Decent tracking (the fund’s net asset value tracks the benchmark only 0.8% accumulated over 18 years).
A bid-ask spread of 0.02%.
These characteristics collectively indicate that VFH is a cheap fund. There is another form of “cheapness” that you can talk about when it comes to VFH: the cheapness of assets. Because financials are out of fashion these days, VFH’s underlying portfolio is pretty cheap, with a P/E ratio of 11.1 and a price-to-book ratio of 1.4. These low multiples are currently available despite VFH boasting an average return on equity of 12.5% and an earnings growth rate of 17.5%. So not only are you not paying a lot for VFH in terms of fees, spreads and tracking error, but you are also not paying too much for the underlying stock.
The bottom line about VFH is that it is an inexpensive fund invested in an industry that is currently out of favor for no particular reason. Sure, bank profits are down this year, but that’s largely due to PCL construction. Many credit card companies and brokers are doing quite well. With VFH, you not only get banks, which could see their profits increase as PCLs shrink in the next economic recovery, but also non-bank financials, which in many cases are already doing quite well.

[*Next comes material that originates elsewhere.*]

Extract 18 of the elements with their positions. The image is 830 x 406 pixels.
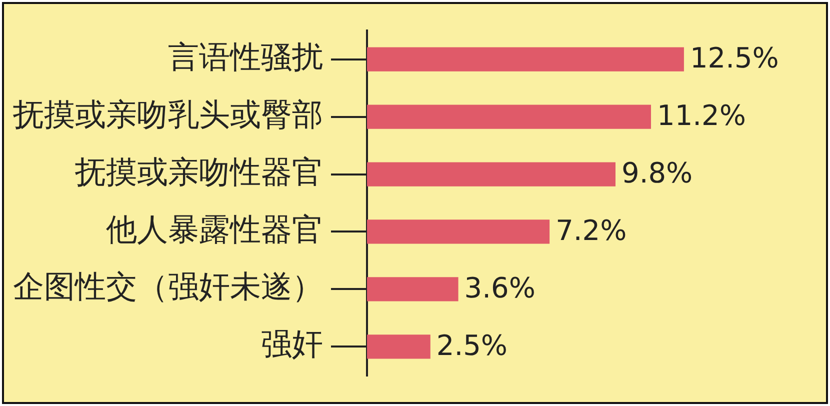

Certainly, VFH is exposed to many risk factors. Inverted yield curves are not good for banks and recessions tend to increase credit risk. Nonetheless, all signs point to the fact that if we are currently in a recession, it is a mild recession, not a 2008-style meltdown. Taking the pros and cons of financials together, we can safely say that financials are expected to rise in the coming months, much like oil stocks did earlier this year. Personally, I’m quite happy to be overweight banks, both individually and through my position in VFH.